Yeşil, rengi dönük veya siyah halde toplanan zeytinler kostik isimli kimyasal madde eklenerek karartılıyor, yıkandıktan sonra tuz ve laktik asit bakterileri, katkı maddeleri ekleniyor. Bu yöntem üretim sürecinin kısalığı dolayısıyla dünya genelinde gıda endüstrisinde tercih ediliyor.
Uzmanlar kostikli üretim teknolojileri kullanılırken zeytine acımtırak meyvemsi tadını veren oleuropein maddesinin örselendiğini ve içerisindeki vitaminlerin zedelendiğini belirtiyor.
Zeytinin sağlığa faydaları
* Zeytinin yapısında bulunan zengin antioksidan maddeler sayesinde en güçlü antioksidan kabul ediliyor. Zeytin içerdiği acılık veren antioksidan “oleuropein” maddesi ile uzun ve sağlıklı yaşamanın sırrını taşıyor.
* Oleuropeinin hücre yenileme, beyin ve kemik gelişimini destekleme özellikleri bulunuyor. Zeytin vücudumuzdaki ölü hücrelerin atılmasını ve yenilenmesini destekleyen doğal bir besin, hasar gören hücreleri onararak yaşlanmayı geciktirebiliyor, hayat kalitesini artırabiliyor.
* Zeytinde bulunan E vitamini ve yağ, bağırsakların daha verimli işlemesini sağlıyor. Zeytinin yapısında yer alan lifler, mide ve bağırsak sağlığına hizmet ediyor; eşlik ettiği yemeklerin sindirimini de kolaylaştırıyor.
* Zeytin, şeker oranı en düşük bir meyve olarak metabolizmayı hızlandırıyor ve uzun süre tok tutuyor. Zeytinin 1 gramında 9 kalori, 100 gramında 900 kalori bulunuyor. Zeytinde omega-3 ve omega-6 gibi yağ asitleri denge halinde bulunuyor.

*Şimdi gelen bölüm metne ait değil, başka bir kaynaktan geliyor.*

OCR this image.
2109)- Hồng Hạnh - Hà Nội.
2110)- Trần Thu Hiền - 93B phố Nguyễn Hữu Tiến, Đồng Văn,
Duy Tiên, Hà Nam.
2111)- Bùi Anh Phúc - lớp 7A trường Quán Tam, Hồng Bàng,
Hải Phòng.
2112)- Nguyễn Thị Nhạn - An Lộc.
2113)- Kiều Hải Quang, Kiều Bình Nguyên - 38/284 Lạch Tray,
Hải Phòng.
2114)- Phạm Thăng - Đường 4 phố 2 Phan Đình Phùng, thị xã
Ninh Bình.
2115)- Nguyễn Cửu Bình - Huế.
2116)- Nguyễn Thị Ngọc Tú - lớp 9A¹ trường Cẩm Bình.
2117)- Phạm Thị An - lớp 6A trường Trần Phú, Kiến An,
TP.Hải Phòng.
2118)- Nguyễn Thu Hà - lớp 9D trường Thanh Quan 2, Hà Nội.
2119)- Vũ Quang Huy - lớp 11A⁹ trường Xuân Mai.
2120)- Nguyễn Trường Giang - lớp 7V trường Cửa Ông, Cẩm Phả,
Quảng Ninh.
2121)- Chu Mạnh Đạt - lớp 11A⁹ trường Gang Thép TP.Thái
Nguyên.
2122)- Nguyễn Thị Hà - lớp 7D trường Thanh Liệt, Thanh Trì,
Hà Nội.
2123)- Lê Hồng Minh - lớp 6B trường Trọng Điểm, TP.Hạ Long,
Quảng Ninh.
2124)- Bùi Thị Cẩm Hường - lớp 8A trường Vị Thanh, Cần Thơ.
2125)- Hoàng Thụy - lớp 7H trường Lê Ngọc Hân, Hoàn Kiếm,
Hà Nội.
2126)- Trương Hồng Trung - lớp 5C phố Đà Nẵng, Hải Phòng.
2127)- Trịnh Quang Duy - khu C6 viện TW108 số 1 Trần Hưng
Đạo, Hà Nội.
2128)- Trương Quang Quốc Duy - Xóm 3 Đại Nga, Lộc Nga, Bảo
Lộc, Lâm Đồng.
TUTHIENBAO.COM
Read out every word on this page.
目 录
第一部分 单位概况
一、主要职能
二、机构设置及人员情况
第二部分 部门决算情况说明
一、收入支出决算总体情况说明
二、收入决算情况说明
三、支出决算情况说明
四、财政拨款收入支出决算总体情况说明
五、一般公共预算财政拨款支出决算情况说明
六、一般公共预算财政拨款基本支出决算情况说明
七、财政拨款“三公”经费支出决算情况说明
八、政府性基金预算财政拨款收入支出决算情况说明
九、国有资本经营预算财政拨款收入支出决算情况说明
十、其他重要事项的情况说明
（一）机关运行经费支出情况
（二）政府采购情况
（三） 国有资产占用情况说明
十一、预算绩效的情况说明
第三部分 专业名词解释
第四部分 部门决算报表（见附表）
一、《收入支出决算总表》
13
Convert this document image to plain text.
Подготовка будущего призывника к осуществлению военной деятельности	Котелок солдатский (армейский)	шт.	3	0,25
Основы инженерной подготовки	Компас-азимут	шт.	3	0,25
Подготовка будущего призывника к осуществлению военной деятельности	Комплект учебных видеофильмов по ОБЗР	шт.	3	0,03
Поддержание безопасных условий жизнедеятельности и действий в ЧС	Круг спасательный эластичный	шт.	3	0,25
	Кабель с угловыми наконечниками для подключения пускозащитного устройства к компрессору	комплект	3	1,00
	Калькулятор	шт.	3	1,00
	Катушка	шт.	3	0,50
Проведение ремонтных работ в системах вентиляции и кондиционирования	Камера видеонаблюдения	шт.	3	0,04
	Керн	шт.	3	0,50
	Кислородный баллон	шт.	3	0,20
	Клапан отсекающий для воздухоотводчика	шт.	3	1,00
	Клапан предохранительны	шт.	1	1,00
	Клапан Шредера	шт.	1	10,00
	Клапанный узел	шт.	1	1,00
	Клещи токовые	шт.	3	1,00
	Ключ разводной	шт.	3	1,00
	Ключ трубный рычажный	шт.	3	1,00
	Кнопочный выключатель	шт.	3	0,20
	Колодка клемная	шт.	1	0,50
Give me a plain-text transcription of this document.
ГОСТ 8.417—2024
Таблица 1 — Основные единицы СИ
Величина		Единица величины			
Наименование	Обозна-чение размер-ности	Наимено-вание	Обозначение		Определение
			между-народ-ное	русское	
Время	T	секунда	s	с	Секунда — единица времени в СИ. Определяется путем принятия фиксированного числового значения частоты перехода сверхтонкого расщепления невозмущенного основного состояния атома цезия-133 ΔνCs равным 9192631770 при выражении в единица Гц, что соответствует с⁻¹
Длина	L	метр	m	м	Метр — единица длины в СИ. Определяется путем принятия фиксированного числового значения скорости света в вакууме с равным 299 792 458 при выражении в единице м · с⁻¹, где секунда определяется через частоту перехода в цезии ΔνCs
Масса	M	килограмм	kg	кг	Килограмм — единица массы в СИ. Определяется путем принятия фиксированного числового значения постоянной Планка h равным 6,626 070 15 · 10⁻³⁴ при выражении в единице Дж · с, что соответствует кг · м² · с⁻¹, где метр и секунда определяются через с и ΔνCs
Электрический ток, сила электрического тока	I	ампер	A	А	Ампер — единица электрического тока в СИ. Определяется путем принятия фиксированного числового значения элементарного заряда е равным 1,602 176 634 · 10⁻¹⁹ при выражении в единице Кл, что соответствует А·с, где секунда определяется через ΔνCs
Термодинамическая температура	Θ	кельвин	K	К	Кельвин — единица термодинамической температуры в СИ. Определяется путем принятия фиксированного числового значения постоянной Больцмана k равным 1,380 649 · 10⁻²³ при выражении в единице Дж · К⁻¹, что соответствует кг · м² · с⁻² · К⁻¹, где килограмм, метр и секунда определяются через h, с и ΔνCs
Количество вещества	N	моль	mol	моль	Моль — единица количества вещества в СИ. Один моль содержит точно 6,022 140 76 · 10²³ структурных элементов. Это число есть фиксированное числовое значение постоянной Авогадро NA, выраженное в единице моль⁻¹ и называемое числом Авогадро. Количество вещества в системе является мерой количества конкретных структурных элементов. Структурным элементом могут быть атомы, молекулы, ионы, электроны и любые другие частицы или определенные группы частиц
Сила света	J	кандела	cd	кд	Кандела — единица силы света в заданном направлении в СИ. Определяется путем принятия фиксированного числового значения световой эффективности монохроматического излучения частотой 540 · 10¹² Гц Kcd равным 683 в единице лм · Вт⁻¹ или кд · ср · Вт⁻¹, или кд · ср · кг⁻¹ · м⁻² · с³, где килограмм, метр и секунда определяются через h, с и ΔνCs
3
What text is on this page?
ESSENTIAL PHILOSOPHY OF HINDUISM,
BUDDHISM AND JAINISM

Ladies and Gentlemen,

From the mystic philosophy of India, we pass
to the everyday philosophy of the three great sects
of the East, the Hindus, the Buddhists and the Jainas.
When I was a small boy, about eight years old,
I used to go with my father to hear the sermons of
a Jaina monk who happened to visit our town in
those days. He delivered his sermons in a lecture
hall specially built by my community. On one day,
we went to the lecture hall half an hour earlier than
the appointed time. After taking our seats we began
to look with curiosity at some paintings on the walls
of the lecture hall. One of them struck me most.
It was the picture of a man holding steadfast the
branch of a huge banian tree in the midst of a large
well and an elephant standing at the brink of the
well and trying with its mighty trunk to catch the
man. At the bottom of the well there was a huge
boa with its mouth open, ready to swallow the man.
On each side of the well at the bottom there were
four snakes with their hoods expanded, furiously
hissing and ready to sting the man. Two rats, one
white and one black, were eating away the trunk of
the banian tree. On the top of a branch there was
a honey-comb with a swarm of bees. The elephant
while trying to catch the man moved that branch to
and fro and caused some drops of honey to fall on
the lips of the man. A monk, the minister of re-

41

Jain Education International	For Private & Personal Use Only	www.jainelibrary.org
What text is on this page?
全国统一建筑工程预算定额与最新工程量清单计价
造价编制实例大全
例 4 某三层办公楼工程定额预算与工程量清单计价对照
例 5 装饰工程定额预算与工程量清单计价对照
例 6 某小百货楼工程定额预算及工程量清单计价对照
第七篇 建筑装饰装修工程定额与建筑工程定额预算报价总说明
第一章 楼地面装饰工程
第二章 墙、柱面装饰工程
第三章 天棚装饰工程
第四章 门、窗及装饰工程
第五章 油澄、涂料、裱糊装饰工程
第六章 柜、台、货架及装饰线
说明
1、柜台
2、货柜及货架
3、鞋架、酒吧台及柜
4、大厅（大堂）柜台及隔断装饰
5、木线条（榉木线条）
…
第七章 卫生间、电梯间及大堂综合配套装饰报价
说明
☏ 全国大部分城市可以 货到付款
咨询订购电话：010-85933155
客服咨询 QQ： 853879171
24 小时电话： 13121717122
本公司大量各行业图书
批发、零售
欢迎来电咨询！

* Zeytin sinir sistemi hücrelerini besleyebiliyor, zihni berraklaştırabiliyor. Yine doymamış yağ asitlerine atfedilen ödem çözücü; ağrı kesici, kanı sulandırıcı, kolesterolü dengeleyici; kalp sağlığını koruyucu ve destekleyici, kan basıncını dengeleyici ve kalp ritmini düzenleyici etkileri bulunuyor.
* A, D, E ve K vitaminleri yönünden zengin olan zeytin kas ve kemik yapısını güçlendiriyor, büyüme ve gelişimi destekliyor, kemik erimesi riskini azaltıyor.
Uzmanlar zeytinin sağlık sırrının acımtırak tadında gizli olduğunu belirtiyor.
Zeytinin sağlık etkilerden azami ölçüde faydalanmak için:
* Zeytini kuru kaya tuzuyla ya da tuzlu suyla kurmak,
* İşlenmemiş, kostik uygulanmamış, katkı maddesi içermeyen, doğal fermente usulüyle üretilen zeytinleri satın almak,
* Zeytinin boyar madde içermediğini, suya atıldığında rengi açılmadığını, suyun saydamlığını bozmadığını kontrol etmek,
* Zamanında hasat edildiğinin göstergesi olarak çekirdeğinden kolay ayrıldığını gözlemlemek,
* Yüksek miktarda tüketilecekse yemeden önce birkaç dakika suda bekleterek tuzundan ayırmak,
* Zeytinin sadece kendi öz yağı ile saklamak tercih edilebilir.